Florida nurse convicted for fraudulent orders billing Medicare for $200M

A Florida nurse practitioner was convicted this week by a federal jury for her participation in a $200 million healthcare fraud scheme.

Elizabeth Hernandez, 45, “signed thousands of orders” for orthotic braces and genetic tests that were medically unnecessary and billed to Medicare, the Department of Justice (DOJ) said in a release announcing the conviction.

Hernandez was sent pre-filled orders for these products from telemarketing companies, which had already convinced Medicare beneficiaries to put in requests for the tests and equipment, law enforcement said. Hernandez signed off on the orders despite never having met or spoken with the patients, they said.

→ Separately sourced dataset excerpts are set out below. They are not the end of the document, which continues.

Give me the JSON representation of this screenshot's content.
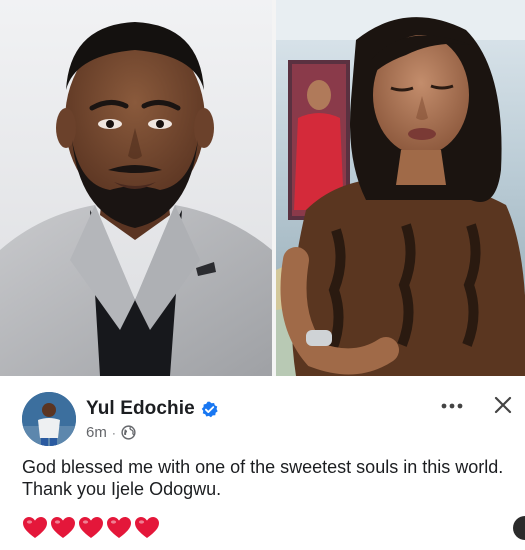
{
  "post": {
    "author_name": "Yul Edochie",
    "verified_icon": "verified-badge-icon",
    "timestamp": "6m",
    "separator": "·",
    "privacy_icon": "globe-icon",
    "more_icon": "more-horizontal-icon",
    "close_icon": "close-icon",
    "body_line_1": "God blessed me with one of the sweetest souls in this world.",
    "body_line_2": "Thank you Ijele Odogwu.",
    "heart_count": 5,
    "heart_icon": "red-heart-icon"
  },
  "colors": {
    "accent_blue": "#1877f2",
    "text_primary": "#1c1e21",
    "text_secondary": "#65676b",
    "heart_red": "#e4173a"
  }
}
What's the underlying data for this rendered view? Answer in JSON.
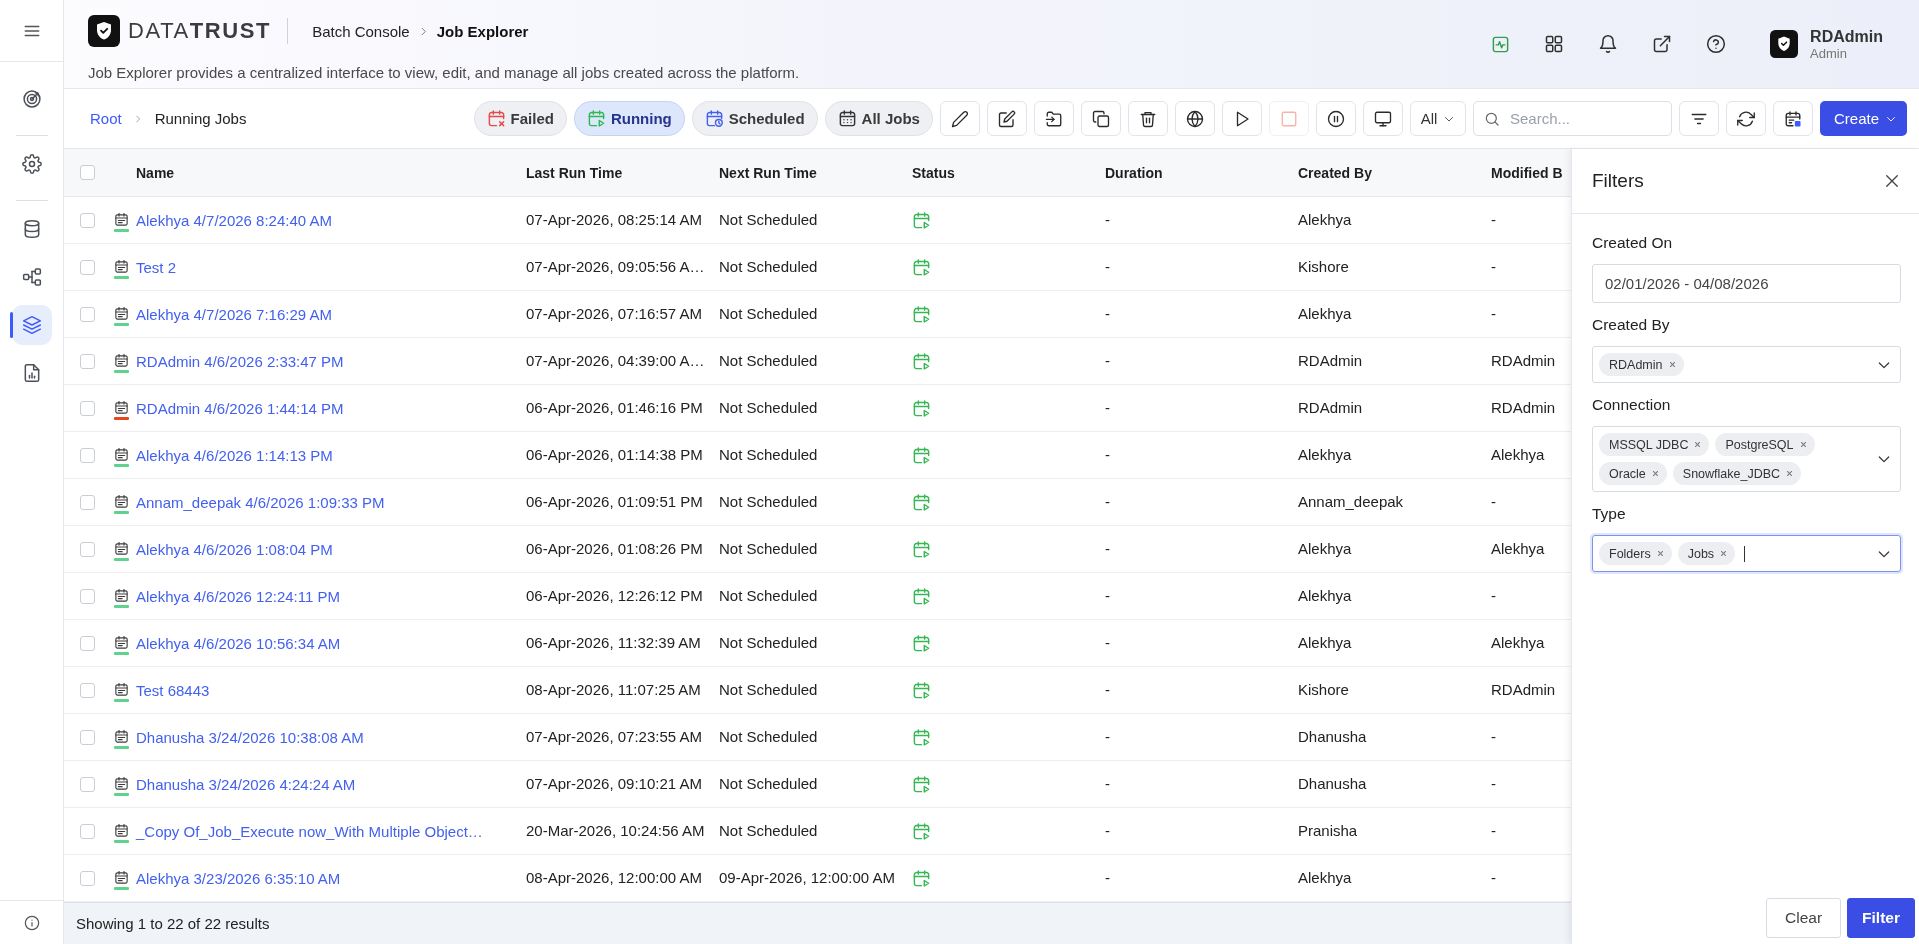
{
  "sidebar": {
    "groups": [
      {
        "items": [
          {
            "kind": "target",
            "selected": false
          }
        ]
      },
      {
        "items": [
          {
            "kind": "gear",
            "selected": false
          }
        ]
      },
      {
        "items": [
          {
            "kind": "database",
            "selected": false
          },
          {
            "kind": "nodes",
            "selected": false
          },
          {
            "kind": "layers",
            "selected": true
          },
          {
            "kind": "report",
            "selected": false
          }
        ]
      }
    ]
  },
  "header": {
    "logo": "DATA**TRUST**",
    "breadcrumb": [
      {
        "label": "Batch Console",
        "current": false
      },
      {
        "label": "Job Explorer",
        "current": true
      }
    ],
    "description": "Job Explorer provides a centralized interface to view, edit, and manage all jobs created across the platform.",
    "user": {
      "name": "RDAdmin",
      "role": "Admin"
    }
  },
  "toolbar": {
    "path": [
      {
        "label": "Root",
        "link": true
      },
      {
        "label": "Running Jobs",
        "link": false
      }
    ],
    "quick_filters": [
      {
        "label": "Failed",
        "kind": "failed",
        "selected": false
      },
      {
        "label": "Running",
        "kind": "running",
        "selected": true
      },
      {
        "label": "Scheduled",
        "kind": "scheduled",
        "selected": false
      },
      {
        "label": "All Jobs",
        "kind": "all",
        "selected": false
      }
    ],
    "actions": [
      {
        "kind": "pencil",
        "disabled": false
      },
      {
        "kind": "note",
        "disabled": false
      },
      {
        "kind": "move",
        "disabled": false
      },
      {
        "kind": "copy",
        "disabled": false
      },
      {
        "kind": "delete",
        "disabled": false
      },
      {
        "kind": "globe",
        "disabled": false
      },
      {
        "kind": "run",
        "disabled": false
      },
      {
        "kind": "stop",
        "disabled": true
      },
      {
        "kind": "pause",
        "disabled": false
      },
      {
        "kind": "monitor",
        "disabled": false
      }
    ],
    "scope": {
      "value": "All"
    },
    "search": {
      "placeholder": "Search..."
    },
    "create": {
      "label": "Create"
    }
  },
  "table": {
    "select_all": {
      "checked": false
    },
    "columns": [
      "Name",
      "Last Run Time",
      "Next Run Time",
      "Status",
      "Duration",
      "Created By",
      "Modified B"
    ],
    "rows": [
      {
        "checked": false,
        "name": "Alekhya 4/7/2026 8:24:40 AM",
        "color": "#5fd38d",
        "last_run": "07-Apr-2026, 08:25:14 AM",
        "next_run": "Not Scheduled",
        "running": true,
        "duration": "-",
        "created_by": "Alekhya",
        "modified_by": "-"
      },
      {
        "checked": false,
        "name": "Test 2",
        "color": "#5fd38d",
        "last_run": "07-Apr-2026, 09:05:56 A…",
        "next_run": "Not Scheduled",
        "running": true,
        "duration": "-",
        "created_by": "Kishore",
        "modified_by": "-"
      },
      {
        "checked": false,
        "name": "Alekhya 4/7/2026 7:16:29 AM",
        "color": "#5fd38d",
        "last_run": "07-Apr-2026, 07:16:57 AM",
        "next_run": "Not Scheduled",
        "running": true,
        "duration": "-",
        "created_by": "Alekhya",
        "modified_by": "-"
      },
      {
        "checked": false,
        "name": "RDAdmin 4/6/2026 2:33:47 PM",
        "color": "#5fd38d",
        "last_run": "07-Apr-2026, 04:39:00 A…",
        "next_run": "Not Scheduled",
        "running": true,
        "duration": "-",
        "created_by": "RDAdmin",
        "modified_by": "RDAdmin"
      },
      {
        "checked": false,
        "name": "RDAdmin 4/6/2026 1:44:14 PM",
        "color": "#e8461e",
        "last_run": "06-Apr-2026, 01:46:16 PM",
        "next_run": "Not Scheduled",
        "running": true,
        "duration": "-",
        "created_by": "RDAdmin",
        "modified_by": "RDAdmin"
      },
      {
        "checked": false,
        "name": "Alekhya 4/6/2026 1:14:13 PM",
        "color": "#5fd38d",
        "last_run": "06-Apr-2026, 01:14:38 PM",
        "next_run": "Not Scheduled",
        "running": true,
        "duration": "-",
        "created_by": "Alekhya",
        "modified_by": "Alekhya"
      },
      {
        "checked": false,
        "name": "Annam_deepak 4/6/2026 1:09:33 PM",
        "color": "#5fd38d",
        "last_run": "06-Apr-2026, 01:09:51 PM",
        "next_run": "Not Scheduled",
        "running": true,
        "duration": "-",
        "created_by": "Annam_deepak",
        "modified_by": "-"
      },
      {
        "checked": false,
        "name": "Alekhya 4/6/2026 1:08:04 PM",
        "color": "#5fd38d",
        "last_run": "06-Apr-2026, 01:08:26 PM",
        "next_run": "Not Scheduled",
        "running": true,
        "duration": "-",
        "created_by": "Alekhya",
        "modified_by": "Alekhya"
      },
      {
        "checked": false,
        "name": "Alekhya 4/6/2026 12:24:11 PM",
        "color": "#5fd38d",
        "last_run": "06-Apr-2026, 12:26:12 PM",
        "next_run": "Not Scheduled",
        "running": true,
        "duration": "-",
        "created_by": "Alekhya",
        "modified_by": "-"
      },
      {
        "checked": false,
        "name": "Alekhya 4/6/2026 10:56:34 AM",
        "color": "#5fd38d",
        "last_run": "06-Apr-2026, 11:32:39 AM",
        "next_run": "Not Scheduled",
        "running": true,
        "duration": "-",
        "created_by": "Alekhya",
        "modified_by": "Alekhya"
      },
      {
        "checked": false,
        "name": "Test 68443",
        "color": "#5fd38d",
        "last_run": "08-Apr-2026, 11:07:25 AM",
        "next_run": "Not Scheduled",
        "running": true,
        "duration": "-",
        "created_by": "Kishore",
        "modified_by": "RDAdmin"
      },
      {
        "checked": false,
        "name": "Dhanusha 3/24/2026 10:38:08 AM",
        "color": "#5fd38d",
        "last_run": "07-Apr-2026, 07:23:55 AM",
        "next_run": "Not Scheduled",
        "running": true,
        "duration": "-",
        "created_by": "Dhanusha",
        "modified_by": "-"
      },
      {
        "checked": false,
        "name": "Dhanusha 3/24/2026 4:24:24 AM",
        "color": "#5fd38d",
        "last_run": "07-Apr-2026, 09:10:21 AM",
        "next_run": "Not Scheduled",
        "running": true,
        "duration": "-",
        "created_by": "Dhanusha",
        "modified_by": "-"
      },
      {
        "checked": false,
        "name": "_Copy Of_Job_Execute now_With Multiple Object…",
        "color": "#5fd38d",
        "last_run": "20-Mar-2026, 10:24:56 AM",
        "next_run": "Not Scheduled",
        "running": true,
        "duration": "-",
        "created_by": "Pranisha",
        "modified_by": "-"
      },
      {
        "checked": false,
        "name": "Alekhya 3/23/2026 6:35:10 AM",
        "color": "#5fd38d",
        "last_run": "08-Apr-2026, 12:00:00 AM",
        "next_run": "09-Apr-2026, 12:00:00 AM",
        "running": true,
        "duration": "-",
        "created_by": "Alekhya",
        "modified_by": "-"
      }
    ]
  },
  "footer": {
    "summary": "Showing 1 to 22 of 22 results"
  },
  "filters": {
    "title": "Filters",
    "fields": [
      {
        "label": "Created On",
        "kind": "date",
        "value": "02/01/2026 - 04/08/2026",
        "focused": false
      },
      {
        "label": "Created By",
        "kind": "multi",
        "chips": [
          "RDAdmin"
        ],
        "focused": false
      },
      {
        "label": "Connection",
        "kind": "multi",
        "chips": [
          "MSSQL JDBC",
          "PostgreSQL",
          "Oracle",
          "Snowflake_JDBC"
        ],
        "focused": false
      },
      {
        "label": "Type",
        "kind": "multi",
        "chips": [
          "Folders",
          "Jobs"
        ],
        "focused": true
      }
    ],
    "buttons": [
      {
        "label": "Clear",
        "kind": "secondary"
      },
      {
        "label": "Filter",
        "kind": "primary"
      }
    ]
  }
}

“In 2020, Hernandez ordered more cancer genetic tests for Medicare beneficiaries than any other provider in the nation, including oncologists and geneticists,” the DOJ said. “She then billed Medicare as though she were conducting complex office visits with these patients, and routinely billed more than 24 hours of ‘office visits’ in a single day. Hernandez personally pocketed approximately $1.6 million in the scheme, which she used to purchase expensive cars, jewelry, home renovations, and travel.”

The federal jury convicted Hernandez of one count of conspiracy to commit healthcare fraud and wire fraud, four counts of healthcare fraud and three counts of making false statements related to healthcare matters. She faces a maximum of 20 years in prison for the conspiracy count, 10 years for each count of healthcare fraud and five years for each count of making false statements.

Hernandez is scheduled to be sentenced Dec. 14.

Other collaborators have already pleaded guilty and have been sentenced to prison for their roles in the broad telemedicine scheme, per news reports. These include Michael Stein, 36, and Leonel Palatnik, 44, who co-owned Texas-based genetic testing labs that fraudulently billed for the ordered tests and coordinated the telemedicine approvals.

Earlier this year, DOJ brought criminal charges against 11 defendants in connection to a $1.9 billion telemedicine scheme that was “one of the largest healthcare fraud schemes ever prosecuted.”

Since March 2007, the DOJ’s Health Care Fraud Strike Force program has charged more than 5,000 defendants who collectively billed federal and private health insurers for more than $24 billion, the department said in June.